Władze Ukrainy liczą, że umowa z Unią zostanie podpisana w I połowie tego roku. Premier Mykoła Azarow mówił, że gdyby nie twarde stanowisko UE dotyczące eksportu ukraińskiej produkcji rolnej, negocjacje już by się zakończyły.

Władze na Kremlu nie tracą więc czasu. Za kilka dni w Kijowie złoży wizytę premier Władimir Putin. „Głównym tematem jego rozmów z władzami Ukrainy będzie namawianie do utworzenia unii celnej z Rosją, Białorusią i Kazachstanem" – pisał portal Censor.net.

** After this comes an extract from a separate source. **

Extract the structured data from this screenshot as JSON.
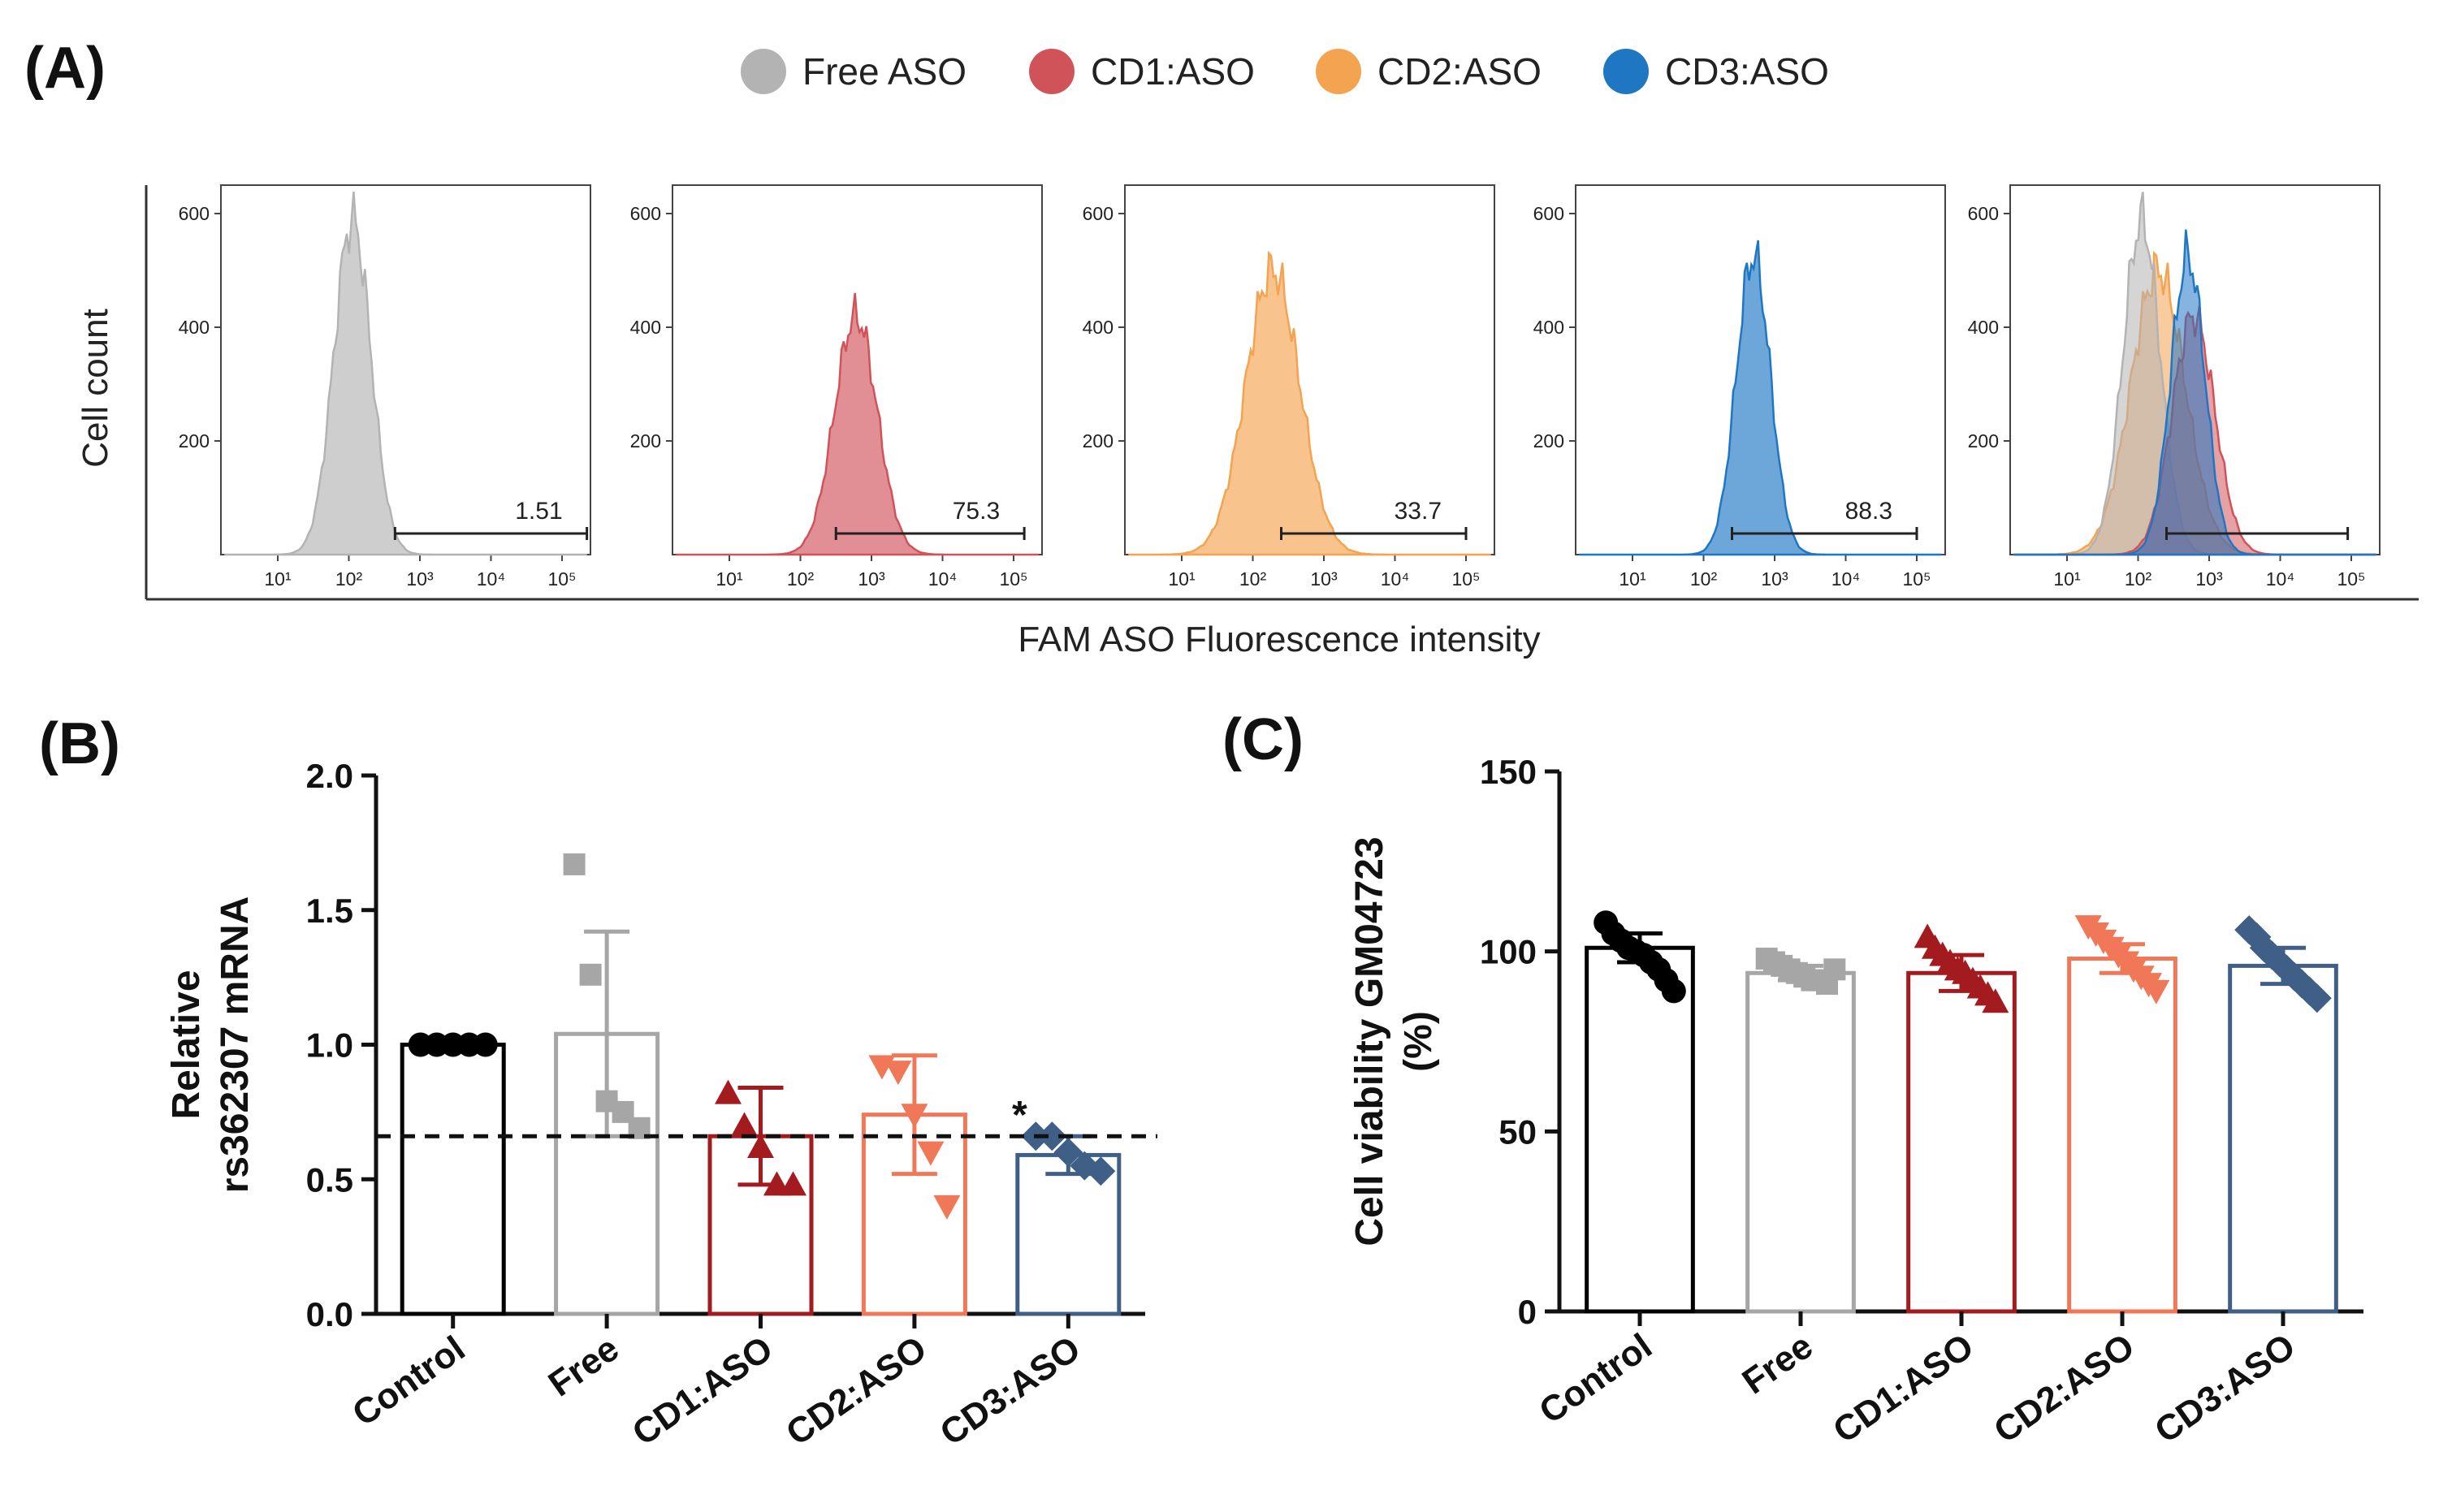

Gazeta „Kommiersant-Ukraina" ostrzegła, że w razie odmowy Rosja grozi m.in. zmniejszeniem kwot na import ukraińskich rur (głównymi eksporterami są oligarchowie Rinat Achmetow i Wiktor Pińczuk). Będą wprowadzane bariery celne także na inne towary. Eksperci w Moskwie przekonują, że na wejściu do unii celnej Ukraina zyska ponad 5 mld dol., bo przestanie przepłacać za gaz i ropę.

W Kijowie Putin poruszy także sprawę rosyjskich kredytów na budowę dwóch reaktorów elektrowni w Chmielnicku. „Są potrzebne rosyjskim koncernom, by móc eksportować energię do Europy, narażając na straty ukraińskie firmy" – pisał Censor.net.